From peak to trough (?) they are down 70+ % in the big cities where the majority lives.

TSX update

tsx dec 26 2012

One never really knows if a wave count is actually correct. EW is not particularly good at timing , primarily because all other factors are ignored, quite deliberately, and consequently it is not uncommon that when errors are made they are only recognized years later and after the fact. Also, because there is no road map for the future but there is one for the past, EW has a built in tendency to be “conservative” to put it politely. Another problem is that a minute wriggle somewhere at the bottom can be magnified disproportionately at the top years later.

  But there are rules etc. so despite the above you still might get it right. This is , of course, the TSX on a semi-log scale which works better over long periods as equal vertical distances are perfectly proportioned to each other. Apart from EW we also look for symmetry, harmony, consistency, elegance and so on and so forth to increase the probability of being correct. Here is what we have;

   As with most charts we assume the start of the 5th wave is in 1974 ( with the Dow there is the argument that it started in 1982, that does not apply to the TSX).The relatively large “diagonal” preceding (always a 5th wave) it supports this assumption. Looking at all the wiggles there is only one that stands out as an absolute sure thing, and that is the triangle from 1986 to 1992. I started in retail during this time and I distinctly remember the existing confusion; there were as many bulls as there were bears. Triangles have to be 4th waves!

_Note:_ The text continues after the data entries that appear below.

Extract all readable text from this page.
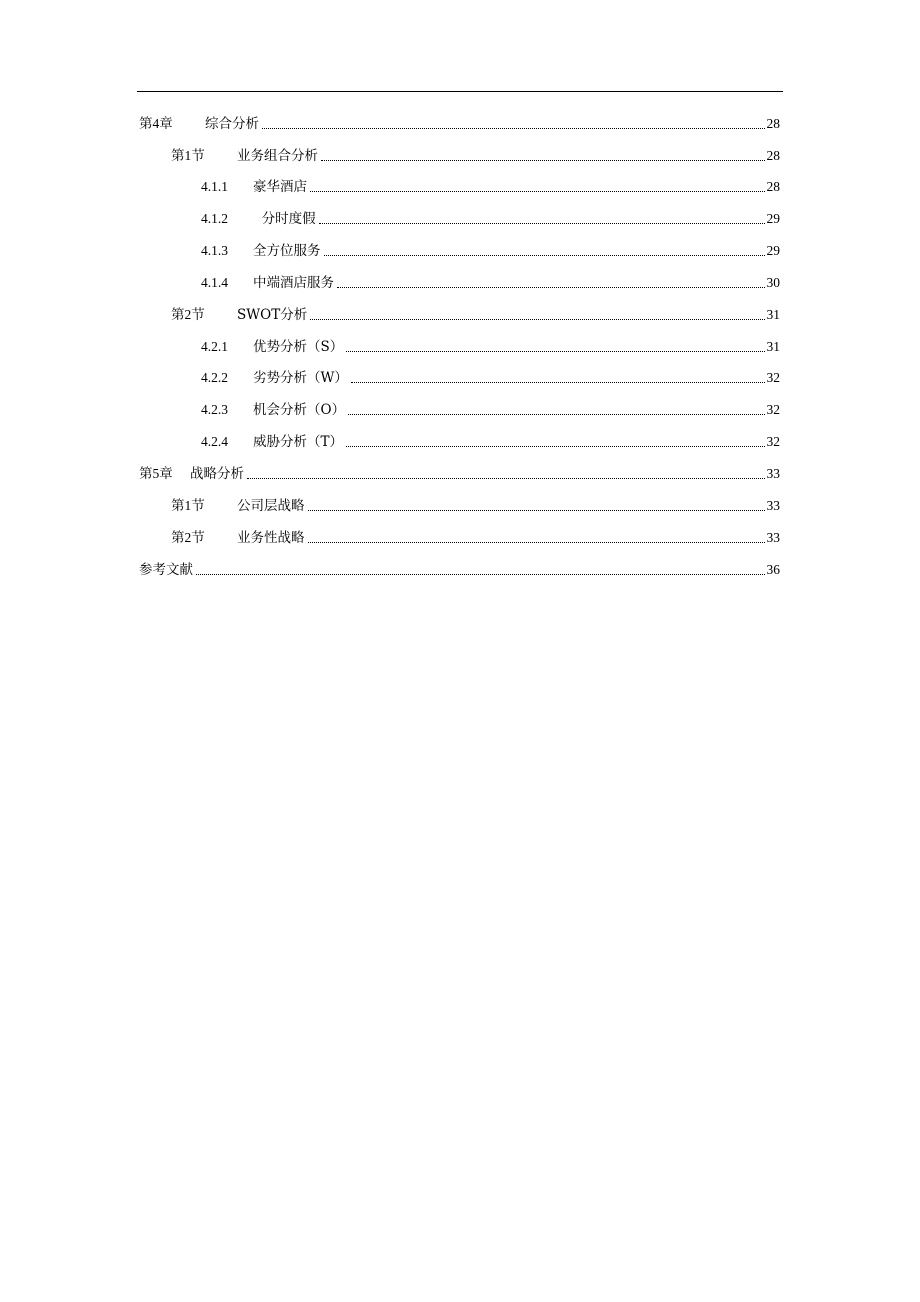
第4章	综合分析	28
第1节	业务组合分析	28
4.1.1	豪华酒店	28
4.1.2	分时度假	29
4.1.3	全方位服务	29
4.1.4	中端酒店服务	30
第2节	SWOT分析	31
4.2.1	优势分析（S）	31
4.2.2	劣势分析（W）	32
4.2.3	机会分析（O）	32
4.2.4	威胁分析（T）	32
第5章	战略分析	33
第1节	公司层战略	33
第2节	业务性战略	33
参考文献	36
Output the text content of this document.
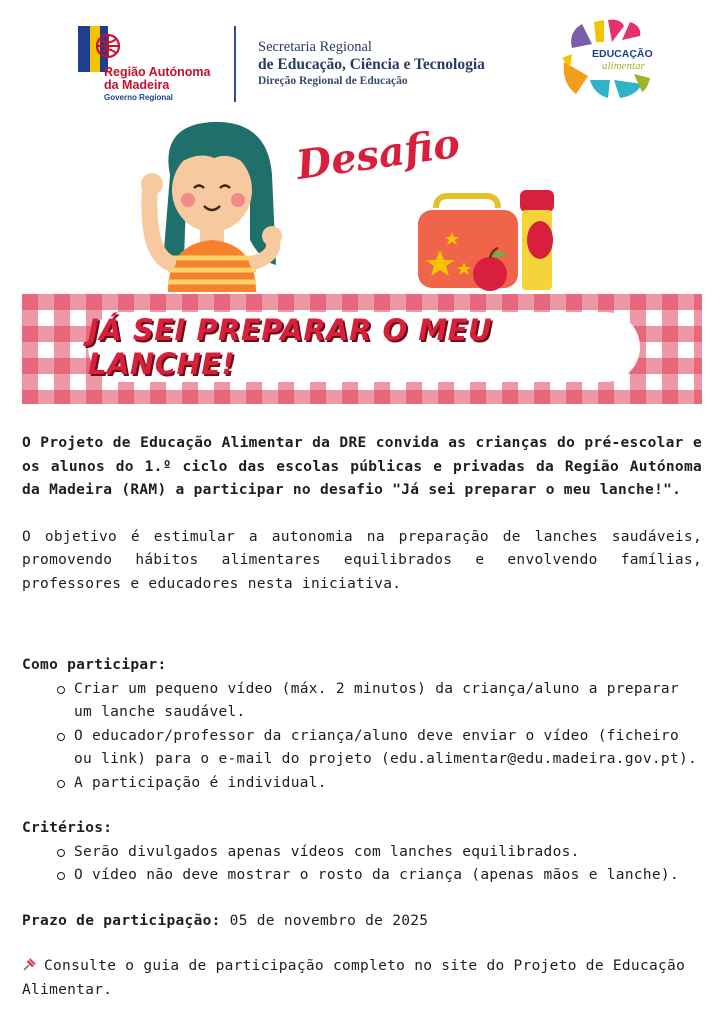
Região Autónoma da Madeira
Governo Regional
Secretaria Regional
de Educação, Ciência e Tecnologia
Direção Regional de Educação
EDUCAÇÃO
alimentar
Desafio
JÁ SEI PREPARAR O MEU LANCHE!

O Projeto de Educação Alimentar da DRE convida as crianças do pré-escolar e os alunos do 1.º ciclo das escolas públicas e privadas da Região Autónoma da Madeira (RAM) a participar no desafio "Já sei preparar o meu lanche!".

O objetivo é estimular a autonomia na preparação de lanches saudáveis, promovendo hábitos alimentares equilibrados e envolvendo famílias, professores e educadores nesta iniciativa.

Como participar:

Criar um pequeno vídeo (máx. 2 minutos) da criança/aluno a preparar um lanche saudável.
O educador/professor da criança/aluno deve enviar o vídeo (ficheiro ou link) para o e-mail do projeto (edu.alimentar@edu.madeira.gov.pt).
A participação é individual.

Critérios:

Serão divulgados apenas vídeos com lanches equilibrados.
O vídeo não deve mostrar o rosto da criança (apenas mãos e lanche).

Prazo de participação: 05 de novembro de 2025

Consulte o guia de participação completo no site do Projeto de Educação Alimentar.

As it cannot be a 4th of the entire 5 wave sequence (we know now with hindsight) it must be 4 of 3. That fits nicely because it makes 5 of 3 the “extended” wave and, this is very common, makes waves 1 and 5 equal (proportionately). Furthermore the chart can be divided in two parts exactly where the apex is. Time wise that does not work quite as well but if you view a B-wave as a failed 5th, it fits perfectly again. Superficially there does not appear to be alternation between waves 2 and 4, both look like zig-zags, but this can be remedied easily by making wave 2 irregular, which it probable is anyway. During the entire 40 or so year period the index stays (roughly) within the channel. Each time it crosses from the left bank to the right bank (4X) it immediately returns to the other side except this last time! We are now hugging the lower side and we have not yet returned to the 4th wave of previous degree. If 10000 holds the Central Bankers will win and we move on to 25000 + (like Zimbabwe), if not there is a free fall below. At least be prepared.